Negative lessons learned
If your parents ever asked you, “just because your friends jumped off a bridge, did you?”, You can anticipate my next question. Just because the wealthy aggressively leverage Roth IRAs to secure millions in tax-free earnings on high-growth stocks, should you? The answer is no. A Roth IRA is not a good vehicle to invest in a steering wheel. Aggressive security selection carries the risk of a loss. With a billionaire, that loss can be absorbed in other transactions. With the rest of us, a principal loss is something we could use on our tax return. By buying a stock with a tip and placing it in a Roth IRA, the profit from the sale is protected.
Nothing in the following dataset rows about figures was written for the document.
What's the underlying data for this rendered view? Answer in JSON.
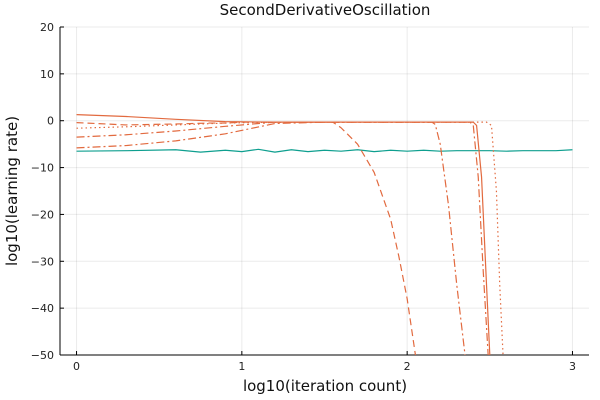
{
  "chart_data": {
    "type": "line",
    "title": "SecondDerivativeOscillation",
    "xlabel": "log10(iteration count)",
    "ylabel": "log10(learning rate)",
    "xlim": [
      -0.1,
      3.1
    ],
    "ylim": [
      -50,
      20
    ],
    "xticks": [
      0,
      1,
      2,
      3
    ],
    "yticks": [
      -50,
      -40,
      -30,
      -20,
      -10,
      0,
      10,
      20
    ],
    "grid": true,
    "legend": "none",
    "colors": {
      "orange": "#e26a3f",
      "teal": "#0e9f8f"
    },
    "series": [
      {
        "color": "#0e9f8f",
        "dash": "solid",
        "x": [
          0,
          0.3,
          0.6,
          0.75,
          0.9,
          1.0,
          1.1,
          1.2,
          1.3,
          1.4,
          1.5,
          1.6,
          1.7,
          1.8,
          1.9,
          2.0,
          2.1,
          2.2,
          2.3,
          2.4,
          2.5,
          2.6,
          2.7,
          2.8,
          2.9,
          3.0
        ],
        "y": [
          -6.5,
          -6.4,
          -6.2,
          -6.7,
          -6.3,
          -6.6,
          -6.1,
          -6.7,
          -6.2,
          -6.6,
          -6.3,
          -6.5,
          -6.2,
          -6.6,
          -6.3,
          -6.5,
          -6.3,
          -6.5,
          -6.4,
          -6.4,
          -6.4,
          -6.5,
          -6.4,
          -6.4,
          -6.4,
          -6.2
        ]
      },
      {
        "color": "#e26a3f",
        "dash": "solid",
        "x": [
          0,
          0.3,
          0.6,
          0.9,
          1.2,
          1.5,
          1.8,
          2.1,
          2.3,
          2.4,
          2.42,
          2.45,
          2.48,
          2.5
        ],
        "y": [
          1.3,
          0.9,
          0.3,
          -0.2,
          -0.3,
          -0.3,
          -0.3,
          -0.3,
          -0.3,
          -0.3,
          -1,
          -12,
          -35,
          -50
        ]
      },
      {
        "color": "#e26a3f",
        "dash": "dot",
        "x": [
          0,
          0.3,
          0.6,
          0.9,
          1.2,
          1.5,
          1.8,
          2.1,
          2.3,
          2.45,
          2.48,
          2.51,
          2.54,
          2.56,
          2.58
        ],
        "y": [
          -1.6,
          -1.3,
          -0.9,
          -0.5,
          -0.3,
          -0.3,
          -0.3,
          -0.3,
          -0.3,
          -0.3,
          -0.3,
          -1,
          -15,
          -35,
          -50
        ]
      },
      {
        "color": "#e26a3f",
        "dash": "dash",
        "x": [
          0,
          0.3,
          0.6,
          0.8,
          0.9,
          1.0,
          1.15,
          1.3,
          1.5,
          1.55,
          1.6,
          1.7,
          1.8,
          1.9,
          1.95,
          2.0,
          2.05
        ],
        "y": [
          -0.4,
          -0.9,
          -0.7,
          -0.5,
          -0.5,
          -0.3,
          -0.3,
          -0.3,
          -0.3,
          -0.3,
          -1.5,
          -5,
          -11,
          -21,
          -29,
          -38,
          -50
        ]
      },
      {
        "color": "#e26a3f",
        "dash": "dashdot",
        "x": [
          0,
          0.3,
          0.6,
          0.9,
          1.2,
          1.5,
          1.8,
          2.1,
          2.15,
          2.17,
          2.2,
          2.25,
          2.3,
          2.35
        ],
        "y": [
          -3.5,
          -3.0,
          -2.2,
          -1.2,
          -0.3,
          -0.3,
          -0.3,
          -0.3,
          -0.3,
          -0.8,
          -5,
          -18,
          -35,
          -50
        ]
      },
      {
        "color": "#e26a3f",
        "dash": "dashdot",
        "x": [
          0,
          0.3,
          0.6,
          0.9,
          1.2,
          1.5,
          1.8,
          2.1,
          2.3,
          2.38,
          2.4,
          2.43,
          2.46,
          2.49
        ],
        "y": [
          -5.8,
          -5.3,
          -4.3,
          -2.8,
          -0.6,
          -0.3,
          -0.3,
          -0.3,
          -0.3,
          -0.3,
          -1,
          -12,
          -32,
          -50
        ]
      }
    ]
  }
}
But if the possible, even probable, happens and the stock loses, you cannot cancel the loss. More importantly, that means less money available for your retirement.
Another problem is the risk of legal fees. Many of the detailed transactions with the billionaires involved IRS audits, SEC threats, and press exposure. These attacks involve legal expenses that often cannot be justified when the numbers are small. If you are not talking about millions in potential upside earnings, then thousands of professional costs are not worth incurring. Do what is best for you.
You may get angry, envious, or whatever your emotional reaction is to the news that some billionaires have worked in the system with Roth IRAs. In the meantime, however, I suggest that you focus on yourself and your retirement first. There are lessons to be learned about Roth IRAs. Use them, use them.